I would like to solve the following problem:
Let $B_1$ be the unit ball in $R^3$ and
$A := \delta B_1 \cap(\{x>0, z=0\}\cup\{x=0, z>0\})$.
Let $F(x,y,z) := (-y+e^{x+z}, 0, e^{x+z})$. Calculate
$\oint_A F\cdot v dS(x)$ for a choice of $v$ as a tangent on $A$.
I am not sure if the statement "...for a choice of v as a tangent on $A$." is meant is it seems to be: The creator of the task wants me to choose a tangent and then calculate the surface integral.
I would rather expect the creator to mean $v$ being the unit normal field of $A$ so that this task would be solvable by using the gaussian theorem.
So I have two questions:
What interpretation do you think is the right one?
If it is the first one: How to calculate the integral?
If it is the second (the gaussian) one: I am struggling to find a proper set $B$ in $R^3$ so that $A$ would be the boundary of B and we would be able to calculate the integral of $div F$ over $B$.
Well, as far as I understand, this is the section of the sphere referred to (in red):
From the description that you gave, it appears that the question explicitly states a choice of a tangent (unit tangent, I imagine). This depends on the parametrization of the surface.
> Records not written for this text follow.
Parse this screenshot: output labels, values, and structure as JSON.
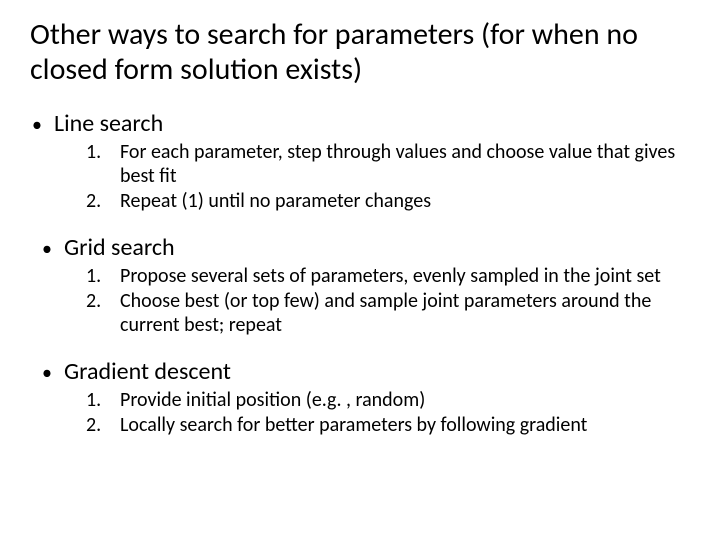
{
  "title": "Other ways to search for parameters (for when no closed form solution exists)",
  "bulletChar": "•",
  "sections": [
    {
      "label": "Line search",
      "items": [
        {
          "num": "1.",
          "text": "For each parameter, step through values and choose value that gives best fit"
        },
        {
          "num": "2.",
          "text": "Repeat (1) until no parameter changes"
        }
      ]
    },
    {
      "label": "Grid search",
      "items": [
        {
          "num": "1.",
          "text": "Propose several sets of parameters, evenly sampled in the joint set"
        },
        {
          "num": "2.",
          "text": "Choose best (or top few) and sample joint parameters around the current best; repeat"
        }
      ]
    },
    {
      "label": "Gradient descent",
      "items": [
        {
          "num": "1.",
          "text": "Provide initial position (e.g. , random)"
        },
        {
          "num": "2.",
          "text": "Locally search for better parameters by following gradient"
        }
      ]
    }
  ]
}
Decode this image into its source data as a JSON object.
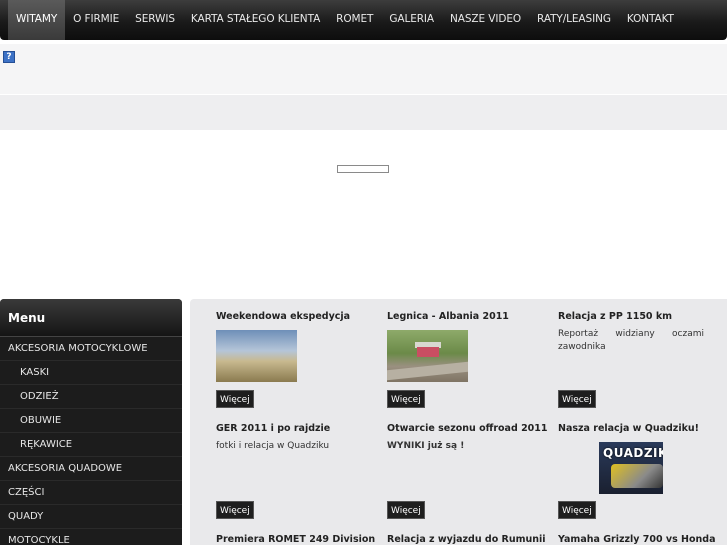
{
  "nav": {
    "items": [
      {
        "label": "WITAMY",
        "active": true
      },
      {
        "label": "O FIRMIE"
      },
      {
        "label": "SERWIS"
      },
      {
        "label": "KARTA STAŁEGO KLIENTA"
      },
      {
        "label": "ROMET"
      },
      {
        "label": "GALERIA"
      },
      {
        "label": "NASZE VIDEO"
      },
      {
        "label": "RATY/LEASING"
      },
      {
        "label": "KONTAKT"
      }
    ]
  },
  "help_icon": "?",
  "sidebar": {
    "title": "Menu",
    "items": [
      {
        "label": "AKCESORIA MOTOCYKLOWE"
      },
      {
        "label": "KASKI",
        "sub": true
      },
      {
        "label": "ODZIEŻ",
        "sub": true
      },
      {
        "label": "OBUWIE",
        "sub": true
      },
      {
        "label": "RĘKAWICE",
        "sub": true
      },
      {
        "label": "AKCESORIA QUADOWE"
      },
      {
        "label": "CZĘŚCI"
      },
      {
        "label": "QUADY"
      },
      {
        "label": "MOTOCYKLE"
      }
    ]
  },
  "cards": {
    "row1": [
      {
        "title": "Weekendowa ekspedycja",
        "more": "Więcej"
      },
      {
        "title": "Legnica - Albania 2011",
        "more": "Więcej"
      },
      {
        "title": "Relacja z PP 1150 km",
        "text": "Reportaż widziany oczami zawodnika",
        "more": "Więcej"
      }
    ],
    "row2": [
      {
        "title": "GER 2011 i po rajdzie",
        "text": "fotki i relacja w Quadziku",
        "more": "Więcej"
      },
      {
        "title": "Otwarcie sezonu offroad 2011",
        "text": "WYNIKI już są !",
        "more": "Więcej"
      },
      {
        "title": "Nasza relacja w Quadziku!",
        "logo": "QUADZIK",
        "more": "Więcej"
      }
    ],
    "row3": [
      {
        "title": "Premiera ROMET 249 Division"
      },
      {
        "title": "Relacja z wyjazdu do Rumunii"
      },
      {
        "title": "Yamaha Grizzly 700 vs Honda"
      }
    ]
  }
}
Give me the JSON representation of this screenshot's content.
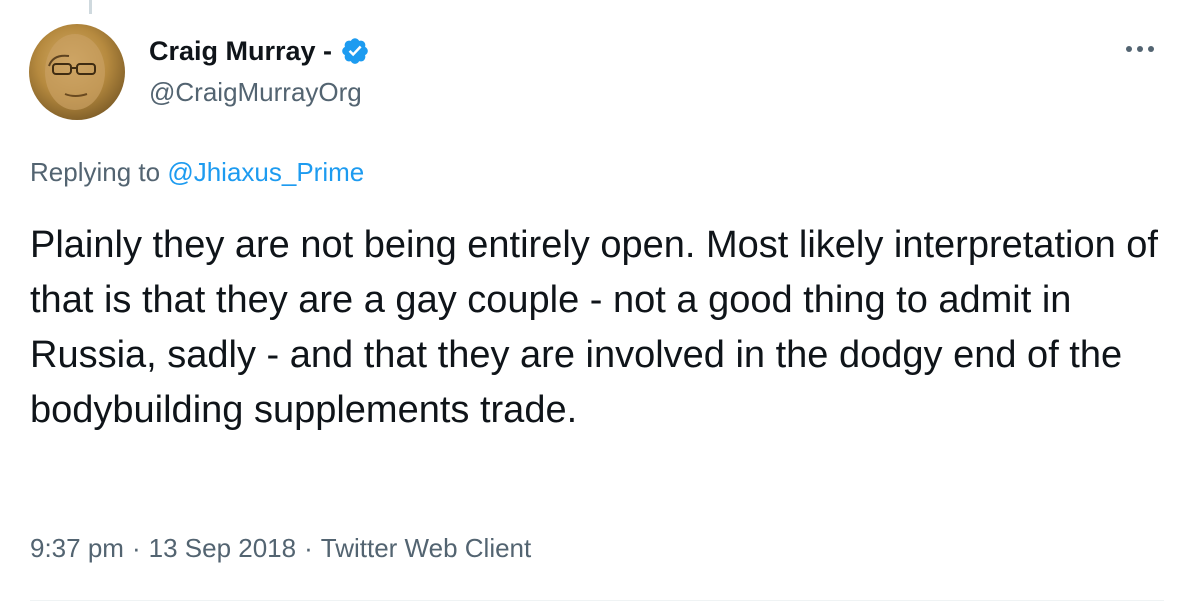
{
  "author": {
    "display_name": "Craig Murray -",
    "handle": "@CraigMurrayOrg",
    "verified": true
  },
  "reply": {
    "prefix": "Replying to",
    "mention": "@Jhiaxus_Prime"
  },
  "tweet": {
    "text": "Plainly they are not being entirely open. Most likely interpretation of that is that they are a gay couple - not a good thing to admit in Russia, sadly - and that they are involved in the dodgy end of the bodybuilding supplements trade."
  },
  "meta": {
    "time": "9:37 pm",
    "date": "13 Sep 2018",
    "client": "Twitter Web Client",
    "separator": "·"
  },
  "colors": {
    "accent": "#1d9bf0",
    "secondary_text": "#536471",
    "primary_text": "#0f1419"
  },
  "icons": {
    "verified": "verified-badge-icon",
    "more": "more-options-icon"
  }
}
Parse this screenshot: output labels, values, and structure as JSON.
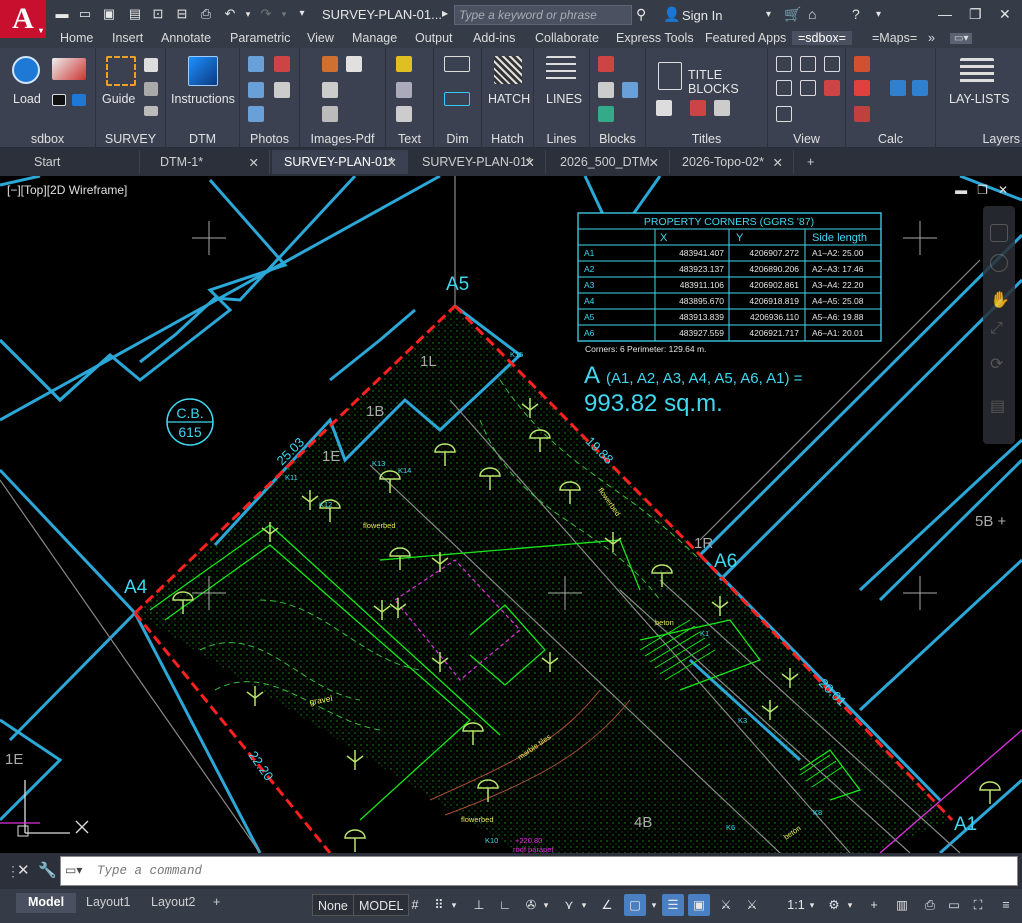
{
  "app": {
    "logo_letter": "A",
    "document_title": "SURVEY-PLAN-01...",
    "search_placeholder": "Type a keyword or phrase",
    "sign_in": "Sign In"
  },
  "ribbon_tabs": [
    "Home",
    "Insert",
    "Annotate",
    "Parametric",
    "View",
    "Manage",
    "Output",
    "Add-ins",
    "Collaborate",
    "Express Tools",
    "Featured Apps",
    "=sdbox=",
    "=Maps="
  ],
  "ribbon": {
    "load": "Load",
    "guide": "Guide",
    "instructions": "Instructions",
    "hatch": "HATCH",
    "lines": "LINES",
    "title_blocks": "TITLE BLOCKS",
    "lay_lists": "LAY-LISTS",
    "panels": [
      "sdbox",
      "SURVEY",
      "DTM",
      "Photos",
      "Images-Pdf",
      "Text",
      "Dim",
      "Hatch",
      "Lines",
      "Blocks",
      "Titles",
      "View",
      "Calc",
      "Layers"
    ]
  },
  "doc_tabs": [
    "Start",
    "DTM-1*",
    "SURVEY-PLAN-01*",
    "SURVEY-PLAN-01*",
    "2026_500_DTM",
    "2026-Topo-02*"
  ],
  "viewport_label": "[−][Top][2D Wireframe]",
  "drawing": {
    "corner_labels": [
      "A5",
      "A4",
      "A6",
      "A1"
    ],
    "parcel_labels": [
      "1L",
      "1B",
      "1E",
      "1R",
      "5B +",
      "4B",
      "1E"
    ],
    "building_tag": [
      "C.B.",
      "615"
    ],
    "side_lengths": [
      "25.03",
      "19.88",
      "20.01",
      "22.20"
    ],
    "annotations": [
      "flowerbed",
      "flowerbed",
      "gravel",
      "marble tiles",
      "beton",
      "beton",
      "flowerbed",
      "roof  parapet",
      "+220.80",
      "K15",
      "K13",
      "K14",
      "K11",
      "K12",
      "K1",
      "K3",
      "K6",
      "K10",
      "K8"
    ]
  },
  "property_table": {
    "title": "PROPERTY CORNERS  (GGRS '87)",
    "headers": [
      "",
      "X",
      "Y",
      "Side length"
    ],
    "rows": [
      [
        "A1",
        "483941.407",
        "4206907.272",
        "A1–A2: 25.00"
      ],
      [
        "A2",
        "483923.137",
        "4206890.206",
        "A2–A3: 17.46"
      ],
      [
        "A3",
        "483911.106",
        "4206902.861",
        "A3–A4: 22.20"
      ],
      [
        "A4",
        "483895.670",
        "4206918.819",
        "A4–A5: 25.08"
      ],
      [
        "A5",
        "483913.839",
        "4206936.110",
        "A5–A6: 19.88"
      ],
      [
        "A6",
        "483927.559",
        "4206921.717",
        "A6–A1: 20.01"
      ]
    ],
    "footer": "Corners:  6     Perimeter:  129.64 m."
  },
  "area_label": {
    "symbol": "A",
    "formula": "(A1, A2, A3, A4, A5, A6, A1) =",
    "value": "993.82 sq.m."
  },
  "command": {
    "placeholder": "Type  a  command"
  },
  "status": {
    "layout_tabs": [
      "Model",
      "Layout1",
      "Layout2"
    ],
    "none": "None",
    "model": "MODEL",
    "scale": "1:1"
  },
  "colors": {
    "accent_cyan": "#3fd8f0",
    "boundary_red": "#ff2020",
    "wall_blue": "#2ba8d8",
    "green": "#19e619",
    "magenta": "#e030e0"
  }
}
In this case, the surface was parametrized (for a general radius, $R$) as: $$\left\{\begin{array}\\ x=R\sin\theta\cos\phi \\ y=R\sin\theta\sin\phi \\ z=R\cos\theta\end{array}\right.,\text{ For }\theta\in\left[0,\frac{\pi}{2}\right]\text{ and }\phi\in\left[-\frac{\pi}{2},\frac{\pi}{2}\right]$$ According to this parametrization, we allow a notation of $Z^i=(Z^1,Z^2,Z^3)=(x,y,z)$ to represent the embedding (or, ambient) coordinates and $S^\alpha=(S^1,S^2)=(\theta,\phi)$ to be the surface coordinates. In this, an upper index and lower index represent summation (Einstein Summation Convention) ie. $A^iB_i=A^1B_1+A^2B_2+A^3B_3+...+A^iB_i$. According to this, the tangent vectors (one for each coordinate direction, $\theta$ & $\phi$) on the surface are given by: $$\textbf{S}_\alpha=\frac{\partial Z^i}{\partial S^\alpha}\vec{\textbf{Z}}_i=\frac{\partial Z^1}{\partial S^\alpha}\vec{\textbf{Z}}_1+\frac{\partial Z^2}{\partial S^\alpha}\vec{\textbf{Z}}_2+\frac{\partial Z^3}{\partial S^\alpha}\vec{\textbf{Z}}_3$$ Where $\vec{\textbf{Z}}_i=(\vec{\textbf{Z}}_1,\vec{\textbf{Z}}_2,\vec{\textbf{Z}}_3)=(\hat{x},\hat{y},\hat{z})$. Therefore, the tangent vectors are: $$\textbf{S}_\theta=\left[\begin{array}\\R\cos\theta\cos\phi \\R\cos\theta\sin\phi\\-R\cos\theta\end{array}\right]\text{ and }\textbf{S}_\phi=\left[\begin{array}\\-R\sin\theta\sin\phi \\ R\sin\theta\cos\phi \\ 0\end{array}\right]$$ Using these, you can find out any tangent vector you wish, normalize it by dividing it by its length, and use it in the integral above to execute the surface integral.